Anche per gli anfibi vale lo stesso discorso che abbiamo appena fatto per i mammiferi. Le uova deposte dalla
femmina non si chiamano cellule uova ma ovociti secondari i quali completeranno la meiosi solo con l’arrivo
dello spermatozoo; in seguito il globulo polare viene espulso e avviene la fusione tra il pronucleo maschile e
femminile.
Vi sono specie, è il caso di alcuni nematodi e molluschi, in cui lo spermatozoo incontra non l’ovocita
secondario ma addirittura un ovocita primario. Anche a livello dell’ovocita primario la meiosi sarà completa
solo nel momento in cui ci sarà l’incontro con lo spermatozoo; successivamente avverrà poi la fecondazione
vera e propria.
Questo tipo di strategia permette, detto molto banalmente, di “evitare perdite di tempo”: risulta infatti inutile
completare un processo meiotico, peraltro complesso, se poi alla fine la fecondazione non avviene. Il
completamento della meiosi senza successivo ingresso dello spermatozoo risulterebbe una strategia ancora più
svantaggiosa per quelle specie che emettono all’esterno un grande numero di uova e per le quali inoltre è
richiesto un periodo di tempo maggiore per raggiungere la maturazione. Dunque, se avviene l’incontro con lo
spermatozoo il processo di ovogenesi viene completato, in caso contrario il tutto rimane bloccato.
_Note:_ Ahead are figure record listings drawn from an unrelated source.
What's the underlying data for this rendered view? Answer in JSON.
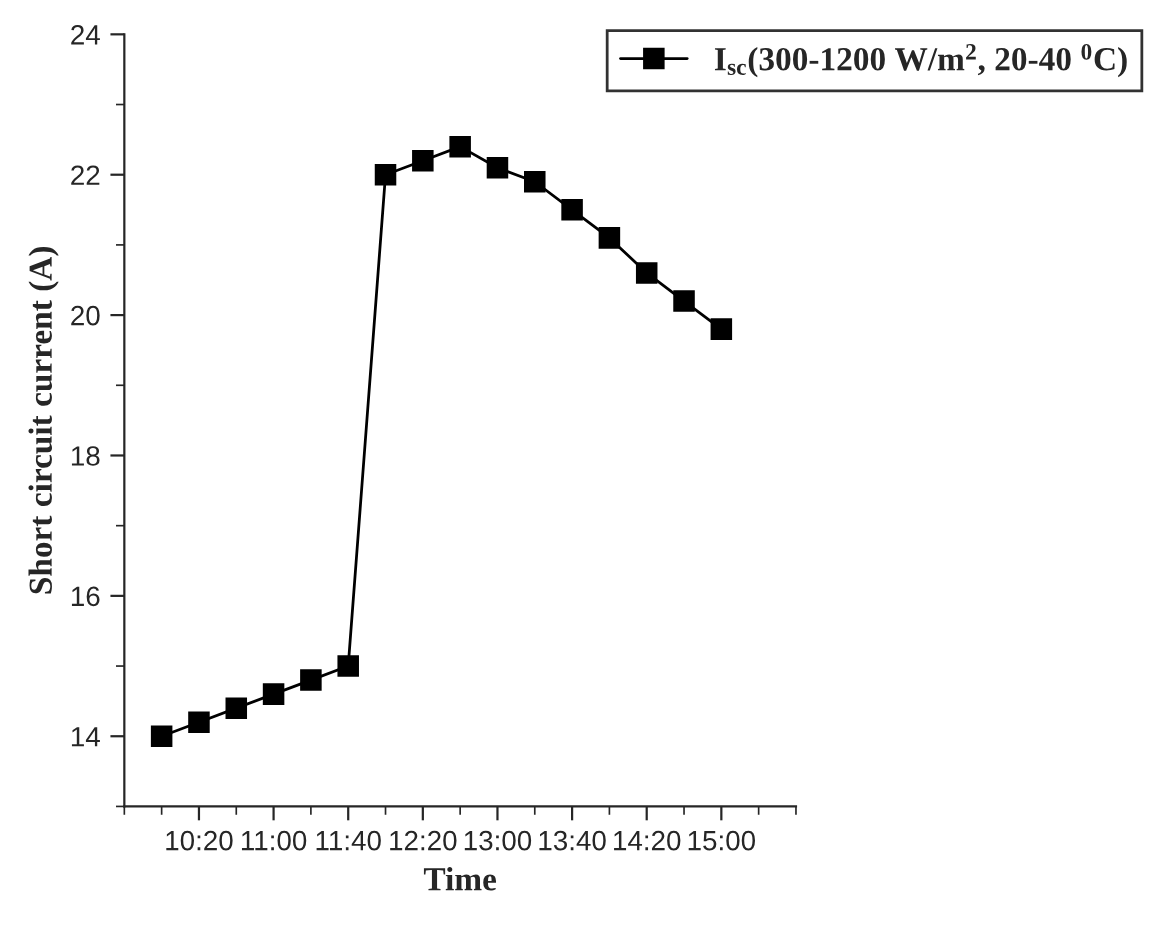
{
  "chart_data": {
    "type": "line",
    "xlabel": "Time",
    "ylabel": "Short circuit current (A)",
    "x": [
      10.0,
      10.3333,
      10.6667,
      11.0,
      11.3333,
      11.6667,
      12.0,
      12.3333,
      12.6667,
      13.0,
      13.3333,
      13.6667,
      14.0,
      14.3333,
      14.6667,
      15.0
    ],
    "series": [
      {
        "name": "I$_{sc}$(300-1200 W/m$^{2}$, 20-40 $^{0}$C)",
        "color": "#000000",
        "values": [
          14.0,
          14.2,
          14.4,
          14.6,
          14.8,
          15.0,
          22.0,
          22.2,
          22.4,
          22.1,
          21.9,
          21.5,
          21.1,
          20.6,
          20.2,
          19.8
        ]
      }
    ],
    "xlim": [
      9.6667,
      15.6667
    ],
    "xticks": [
      {
        "value": 9.6667,
        "label": null
      },
      {
        "value": 10.0,
        "label": null
      },
      {
        "value": 10.3333,
        "label": "10:20"
      },
      {
        "value": 10.6667,
        "label": null
      },
      {
        "value": 11.0,
        "label": "11:00"
      },
      {
        "value": 11.3333,
        "label": null
      },
      {
        "value": 11.6667,
        "label": "11:40"
      },
      {
        "value": 12.0,
        "label": null
      },
      {
        "value": 12.3333,
        "label": "12:20"
      },
      {
        "value": 12.6667,
        "label": null
      },
      {
        "value": 13.0,
        "label": "13:00"
      },
      {
        "value": 13.3333,
        "label": null
      },
      {
        "value": 13.6667,
        "label": "13:40"
      },
      {
        "value": 14.0,
        "label": null
      },
      {
        "value": 14.3333,
        "label": "14:20"
      },
      {
        "value": 14.6667,
        "label": null
      },
      {
        "value": 15.0,
        "label": "15:00"
      },
      {
        "value": 15.3333,
        "label": null
      },
      {
        "value": 15.6667,
        "label": null
      }
    ],
    "ylim": [
      13,
      24
    ],
    "yticks": [
      {
        "value": 13,
        "label": null
      },
      14,
      {
        "value": 15,
        "label": null
      },
      16,
      {
        "value": 17,
        "label": null
      },
      18,
      {
        "value": 19,
        "label": null
      },
      20,
      {
        "value": 21,
        "label": null
      },
      22,
      {
        "value": 23,
        "label": null
      },
      24
    ],
    "marker": "square",
    "line_style": "solid",
    "legend": "top right",
    "grid": false
  }
}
L’ovogenesi è un processo bloccato, regolato, da una serie di segnalazioni. Esistono degli elementi, dei
messaggeri, in grado di codificare dei segnali provenienti dallo spermatozoo.
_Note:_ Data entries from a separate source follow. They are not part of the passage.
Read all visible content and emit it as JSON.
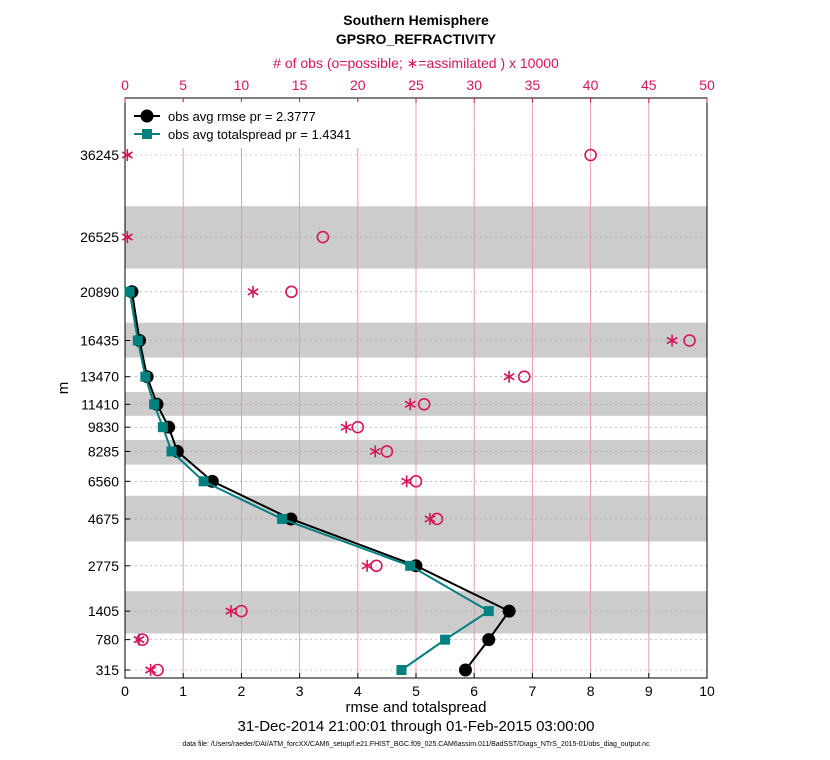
{
  "chart_data": {
    "type": "line",
    "title": "Southern Hemisphere",
    "subtitle": "GPSRO_REFRACTIVITY",
    "top_axis_label": "# of obs (o=possible; ∗=assimilated ) x 10000",
    "xlabel": "rmse and totalspread",
    "ylabel": "m",
    "date_range": "31-Dec-2014 21:00:01 through 01-Feb-2015 03:00:00",
    "footnote": "data file: /Users/raeder/DAI/ATM_forcXX/CAM6_setup/f.e21.FHIST_BGC.f09_025.CAM6assim.011/BadSST/Diags_NTrS_2015-01/obs_diag_output.nc",
    "xlim": [
      0,
      10
    ],
    "xticks": [
      "0",
      "1",
      "2",
      "3",
      "4",
      "5",
      "6",
      "7",
      "8",
      "9",
      "10"
    ],
    "top_xlim": [
      0,
      50
    ],
    "top_xticks": [
      "0",
      "5",
      "10",
      "15",
      "20",
      "25",
      "30",
      "35",
      "40",
      "45",
      "50"
    ],
    "y_levels": [
      "36245",
      "26525",
      "20890",
      "16435",
      "13470",
      "11410",
      "9830",
      "8285",
      "6560",
      "4675",
      "2775",
      "1405",
      "780",
      "315"
    ],
    "level_values": [
      36245,
      26525,
      20890,
      16435,
      13470,
      11410,
      9830,
      8285,
      6560,
      4675,
      2775,
      1405,
      780,
      315
    ],
    "shaded_bands": [
      [
        23200,
        30000
      ],
      [
        15000,
        18000
      ],
      [
        10600,
        12300
      ],
      [
        7500,
        9000
      ],
      [
        3700,
        5800
      ],
      [
        900,
        1950
      ]
    ],
    "series": [
      {
        "name": "obs avg rmse",
        "legend": "obs avg rmse  pr = 2.3777",
        "color": "#000000",
        "marker": "circle",
        "values": [
          null,
          null,
          0.12,
          0.25,
          0.38,
          0.55,
          0.75,
          0.9,
          1.5,
          2.85,
          5.0,
          6.6,
          6.25,
          5.85
        ]
      },
      {
        "name": "obs avg totalspread",
        "legend": "obs avg totalspread  pr = 1.4341",
        "color": "#00807f",
        "marker": "square",
        "values": [
          null,
          null,
          0.08,
          0.22,
          0.35,
          0.5,
          0.65,
          0.8,
          1.35,
          2.7,
          4.9,
          6.25,
          5.5,
          4.75
        ]
      }
    ],
    "obs_possible": [
      40.0,
      17.0,
      14.3,
      48.5,
      34.3,
      25.7,
      20.0,
      22.5,
      25.0,
      26.8,
      21.6,
      10.0,
      1.5,
      2.8
    ],
    "obs_assimilated": [
      0.2,
      0.2,
      11.0,
      47.0,
      33.0,
      24.5,
      19.0,
      21.5,
      24.2,
      26.2,
      20.8,
      9.1,
      1.2,
      2.2
    ]
  }
}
Nei mammiferi si è visto che la meiosi dell’ovocita secondario è bloccata a causa dell’assenza di un fattore di
promozione della meiosi, un fattore che promuove la divisione (fattore di promozione che peraltro è lo stesso
della mitosi).

Il progesterone, uno degli ormoni coinvolti nell’impianto della blastocisti nell’utero, induce la produzione di
una proteina che a sua volta è responsabile della formazione del fattore di promozione della divisione meiotica
(sblocco e completamento della meiosi).
Ma non solo i fattori, anche la sola presenza di calcio (onda di calcio) può determinare il completamento della
meiosi; infatti, all’atto della fecondazione si ha la rottura di alcuni granuli corticali che contengono calcio il
quale, una volta rilasciato, è coinvolto nello sblocco della meiosi. Dunque, può esserci un controllo di tipo
chimico (attraverso delle sostanze chimiche) oppure un controllo dovuto ad una semplice depolarizzazione in
seguito all’onda di calcio che si ha con l’ingresso dello spermatozoo (normalmente si verificano entrambe le
situazioni, inoltre il rilascio del calcio dai granuli corticali è importante anche per il blocco della polispermia).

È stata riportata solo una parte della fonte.